On traduit votre besoin métier en cahier des charges défendable, on challenge les devis, on pilote la réalisation et on recette à votre place. Avec une différence : celui qui lit le devis technique a écrit du code pendant vingt ans.

La définition

Qu'est-ce que l'AMOA (assistance à maîtrise d'ouvrage) ?

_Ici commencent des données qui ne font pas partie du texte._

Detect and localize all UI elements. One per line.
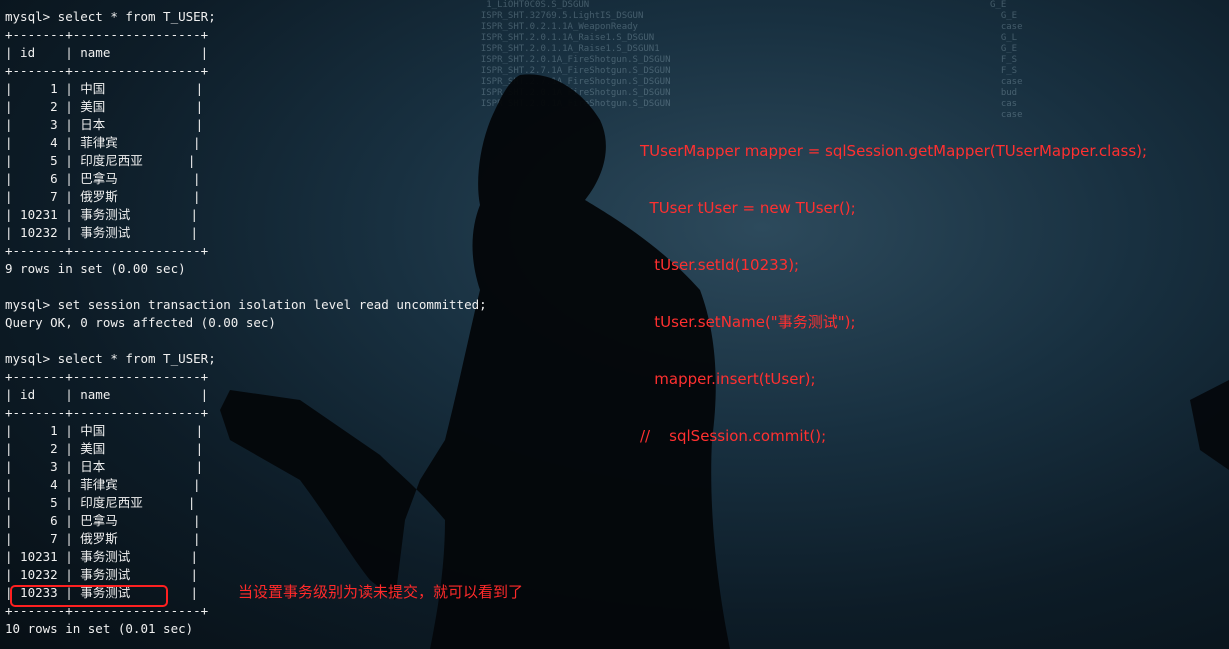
terminal-line: | 10231 | 事务测试 | [5, 207, 198, 222]
terminal-line: | 10231 | 事务测试 | [5, 549, 198, 564]
terminal-line: | 10232 | 事务测试 | [5, 225, 198, 240]
terminal-line: 9 rows in set (0.00 sec) [5, 261, 186, 276]
highlight-box [10, 585, 168, 607]
terminal-line: +-------+-----------------+ [5, 243, 209, 258]
terminal-line: | 4 | 菲律宾 | [5, 135, 201, 150]
terminal-line: | id | name | [5, 387, 209, 402]
code-line: tUser.setId(10233); [640, 256, 800, 274]
terminal-line: | 2 | 美国 | [5, 99, 204, 114]
code-line: mapper.insert(tUser); [640, 370, 816, 388]
terminal-line: | 4 | 菲律宾 | [5, 477, 201, 492]
code-line: TUser tUser = new TUser(); [640, 199, 856, 217]
code-line: tUser.setName("事务测试"); [640, 313, 856, 331]
terminal-line: | 6 | 巴拿马 | [5, 513, 201, 528]
terminal-line: +-------+-----------------+ [5, 369, 209, 384]
java-code-overlay: TUserMapper mapper = sqlSession.getMappe… [640, 104, 1147, 465]
code-line: // sqlSession.commit(); [640, 427, 827, 445]
terminal-line: | id | name | [5, 45, 209, 60]
code-line: TUserMapper mapper = sqlSession.getMappe… [640, 142, 1148, 160]
terminal-line: +-------+-----------------+ [5, 27, 209, 42]
terminal-line: | 7 | 俄罗斯 | [5, 531, 201, 546]
terminal-line: mysql> set session transaction isolation… [5, 297, 487, 312]
terminal-line: 10 rows in set (0.01 sec) [5, 621, 194, 636]
mysql-terminal-output: mysql> select * from T_USER; +-------+---… [5, 8, 487, 638]
terminal-line: | 3 | 日本 | [5, 117, 204, 132]
terminal-line: +-------+-----------------+ [5, 405, 209, 420]
terminal-line: | 1 | 中国 | [5, 81, 204, 96]
terminal-line: | 2 | 美国 | [5, 441, 204, 456]
terminal-line: | 7 | 俄罗斯 | [5, 189, 201, 204]
annotation-text: 当设置事务级别为读未提交，就可以看到了 [238, 583, 524, 601]
terminal-line: | 1 | 中国 | [5, 423, 204, 438]
terminal-line: | 5 | 印度尼西亚 | [5, 495, 196, 510]
terminal-line: +-------+-----------------+ [5, 63, 209, 78]
terminal-line: | 5 | 印度尼西亚 | [5, 153, 196, 168]
terminal-line: mysql> select * from T_USER; [5, 9, 216, 24]
terminal-line: | 6 | 巴拿马 | [5, 171, 201, 186]
terminal-line: Query OK, 0 rows affected (0.00 sec) [5, 315, 276, 330]
terminal-line: mysql> select * from T_USER; [5, 351, 216, 366]
terminal-line: | 3 | 日本 | [5, 459, 204, 474]
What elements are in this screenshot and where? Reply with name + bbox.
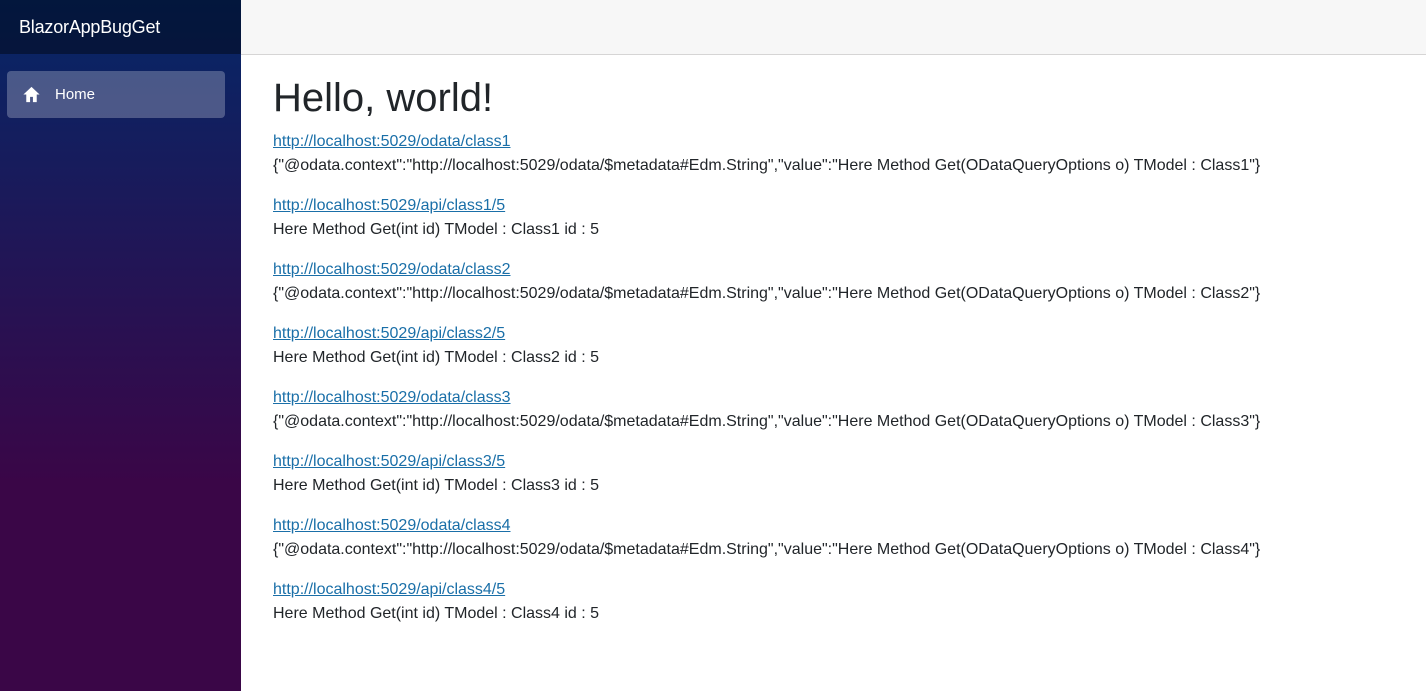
- sidebar: BlazorAppBugGet Home: [0, 0, 241, 691]
- content: Hello, world! http://localhost:5029/odat…: [241, 55, 1426, 642]
- list-item: http://localhost:5029/odata/class4 {"@od…: [273, 514, 1394, 562]
- list-item: http://localhost:5029/api/class3/5 Here …: [273, 450, 1394, 498]
- brand-link[interactable]: BlazorAppBugGet: [19, 17, 160, 38]
- endpoint-result: Here Method Get(int id) TModel : Class3 …: [273, 477, 600, 494]
- endpoint-link[interactable]: http://localhost:5029/api/class3/5: [273, 450, 505, 474]
- endpoint-result: {"@odata.context":"http://localhost:5029…: [273, 413, 1261, 430]
- list-item: http://localhost:5029/api/class1/5 Here …: [273, 194, 1394, 242]
- endpoint-link[interactable]: http://localhost:5029/api/class4/5: [273, 578, 505, 602]
- endpoint-link[interactable]: http://localhost:5029/odata/class1: [273, 130, 511, 154]
- endpoint-result: Here Method Get(int id) TModel : Class2 …: [273, 349, 600, 366]
- list-item: http://localhost:5029/api/class4/5 Here …: [273, 578, 1394, 626]
- endpoint-result: Here Method Get(int id) TModel : Class4 …: [273, 605, 600, 622]
- endpoint-result: Here Method Get(int id) TModel : Class1 …: [273, 221, 600, 238]
- list-item: http://localhost:5029/odata/class2 {"@od…: [273, 258, 1394, 306]
- endpoint-link[interactable]: http://localhost:5029/odata/class2: [273, 258, 511, 282]
- list-item: http://localhost:5029/odata/class1 {"@od…: [273, 130, 1394, 178]
- endpoint-link[interactable]: http://localhost:5029/api/class2/5: [273, 322, 505, 346]
- endpoint-result: {"@odata.context":"http://localhost:5029…: [273, 285, 1261, 302]
- nav-item-label: Home: [55, 86, 96, 103]
- endpoint-result: {"@odata.context":"http://localhost:5029…: [273, 541, 1261, 558]
- endpoint-link[interactable]: http://localhost:5029/odata/class4: [273, 514, 511, 538]
- top-row: [241, 0, 1426, 55]
- endpoint-link[interactable]: http://localhost:5029/api/class1/5: [273, 194, 505, 218]
- list-item: http://localhost:5029/odata/class3 {"@od…: [273, 386, 1394, 434]
- brand-bar: BlazorAppBugGet: [0, 0, 241, 54]
- page-title: Hello, world!: [273, 76, 494, 120]
- app-shell: BlazorAppBugGet Home Hello, world! http:…: [0, 0, 1426, 691]
- list-item: http://localhost:5029/api/class2/5 Here …: [273, 322, 1394, 370]
- nav-menu: Home: [0, 54, 241, 118]
- endpoint-result: {"@odata.context":"http://localhost:5029…: [273, 157, 1261, 174]
- nav-item-home[interactable]: Home: [7, 71, 225, 118]
- main-area: Hello, world! http://localhost:5029/odat…: [241, 0, 1426, 691]
- home-icon: [22, 85, 41, 104]
- endpoint-link[interactable]: http://localhost:5029/odata/class3: [273, 386, 511, 410]
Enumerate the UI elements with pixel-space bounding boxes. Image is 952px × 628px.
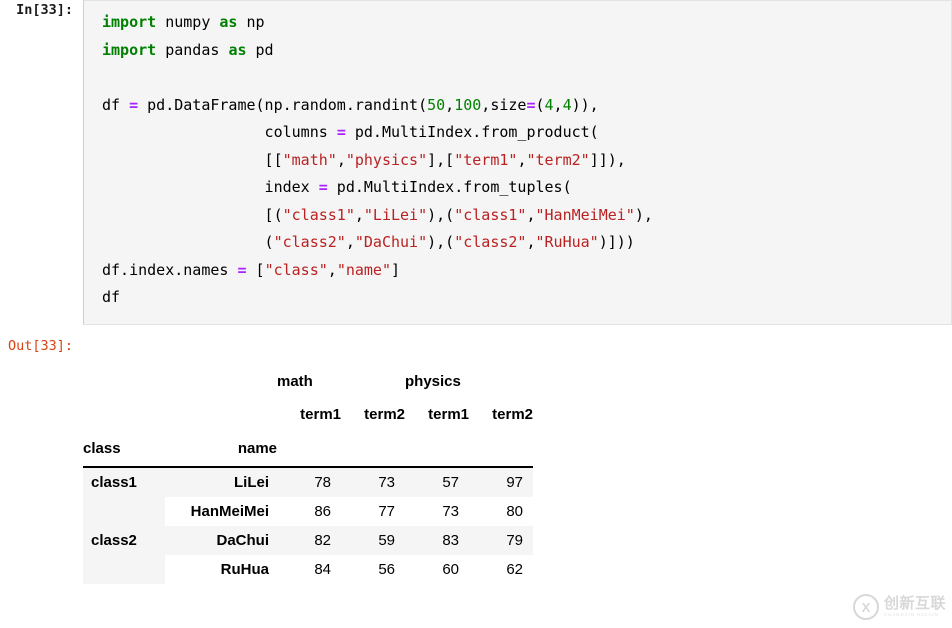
cell-value: 78 — [277, 466, 341, 497]
cell-value: 97 — [469, 466, 533, 497]
row-index-name: RuHua — [165, 554, 277, 584]
row-index-class — [83, 496, 165, 526]
output-body: math physics term1 term2 term1 term2 cla… — [83, 336, 952, 584]
table-row: RuHua 84 56 60 62 — [83, 554, 533, 584]
header-spacer-class-2 — [83, 398, 165, 432]
watermark-logo-icon: X — [852, 594, 879, 620]
output-prompt: Out[33]: — [7, 337, 73, 354]
header-spacer-name — [165, 366, 277, 398]
header-row-index-names: class name — [83, 431, 533, 468]
cell-value: 79 — [469, 525, 533, 555]
cell-value: 80 — [469, 496, 533, 526]
cell-value: 57 — [405, 466, 469, 497]
rule-cell-1 — [277, 431, 341, 468]
header-spacer-name-2 — [165, 398, 277, 432]
column-physics-term1: term1 — [428, 406, 469, 423]
cell-value: 82 — [277, 525, 341, 555]
row-index-name: HanMeiMei — [165, 496, 277, 526]
code-cell-input[interactable]: In[33]: import numpy as np import pandas… — [0, 0, 952, 325]
watermark-text-en: CUANGXIN HULIAN — [883, 612, 939, 618]
row-index-class: class1 — [83, 466, 165, 497]
row-index-class: class2 — [83, 525, 165, 555]
cell-value: 62 — [469, 554, 533, 584]
header-row-groups: math physics — [83, 366, 533, 398]
column-math-term2: term2 — [364, 406, 405, 423]
column-physics-term2: term2 — [492, 406, 533, 423]
cell-value: 56 — [341, 554, 405, 584]
rule-cell-2 — [341, 431, 405, 468]
input-prompt: In[33]: — [16, 2, 73, 18]
column-math-term1: term1 — [300, 406, 341, 423]
header-row-subcolumns: term1 term2 term1 term2 — [83, 398, 533, 432]
cell-value: 83 — [405, 525, 469, 555]
cell-value: 84 — [277, 554, 341, 584]
cell-value: 60 — [405, 554, 469, 584]
code-editor[interactable]: import numpy as np import pandas as pd d… — [83, 0, 952, 325]
index-name-name: name — [165, 431, 277, 468]
dataframe-table: math physics term1 term2 term1 term2 cla… — [83, 366, 533, 584]
rule-cell-4 — [469, 431, 533, 468]
cell-value: 86 — [277, 496, 341, 526]
cell-value: 73 — [341, 466, 405, 497]
code-cell-output: Out[33]: math physics term1 term2 term1 … — [0, 336, 952, 584]
table-row: HanMeiMei 86 77 73 80 — [83, 496, 533, 526]
cell-value: 59 — [341, 525, 405, 555]
column-group-math: math — [277, 373, 313, 390]
cell-value: 77 — [341, 496, 405, 526]
watermark-text-cn: 创新互联 — [883, 595, 946, 613]
row-index-name: LiLei — [165, 466, 277, 497]
code-source[interactable]: import numpy as np import pandas as pd d… — [102, 9, 947, 312]
row-index-name: DaChui — [165, 525, 277, 555]
watermark: X 创新互联 CUANGXIN HULIAN — [852, 594, 946, 620]
cell-value: 73 — [405, 496, 469, 526]
table-row: class1 LiLei 78 73 57 97 — [83, 466, 533, 497]
column-group-physics: physics — [405, 373, 461, 390]
rule-cell-3 — [405, 431, 469, 468]
row-index-class — [83, 554, 165, 584]
index-name-class: class — [83, 431, 165, 468]
watermark-text: 创新互联 CUANGXIN HULIAN — [884, 596, 946, 618]
table-row: class2 DaChui 82 59 83 79 — [83, 525, 533, 555]
header-spacer-class — [83, 366, 165, 398]
dataframe-head: math physics term1 term2 term1 term2 cla… — [83, 366, 533, 468]
dataframe-body: class1 LiLei 78 73 57 97 HanMeiMei 86 77… — [83, 466, 533, 584]
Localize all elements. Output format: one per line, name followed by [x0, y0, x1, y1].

Une mission où quelqu'un représente vos intérêts de maître d'ouvrage sur un projet informatique. Concrètement : recueillir l'expression de besoin auprès des métiers, la traduire en cahier des charges et en critères de recette, comparer les prestataires, piloter la réalisation, puis vérifier que ce qui est livré correspond à ce qui était dû. On parle aussi d'assistance MOA, d'assistant à maîtrise d'ouvrage ou d'AMOA informatique. Vous restez le décideur, vous cessez d'être seul face à des interlocuteurs qui maîtrisent le sujet mieux que vous.

Ne pas confondre

AMOA ou AMOE, laquelle vous cherchez ?

La maîtrise d'ouvrage (MOA), c'est vous : celui qui a le besoin, le budget et le dernier mot. La maîtrise d'œuvre (MOE), c'est celui qui construit. L'AMOA vous assiste côté besoin et contrôle, l'assistance à maîtrise d'œuvre (AMOE) assiste celui qui réalise, sur la conception technique et le pilotage du build. Les deux termes s'échangent souvent par erreur dans les appels d'offres. En pratique, si vous cherchez quelqu'un pour vous défendre face à un fournisseur, c'est une AMOA.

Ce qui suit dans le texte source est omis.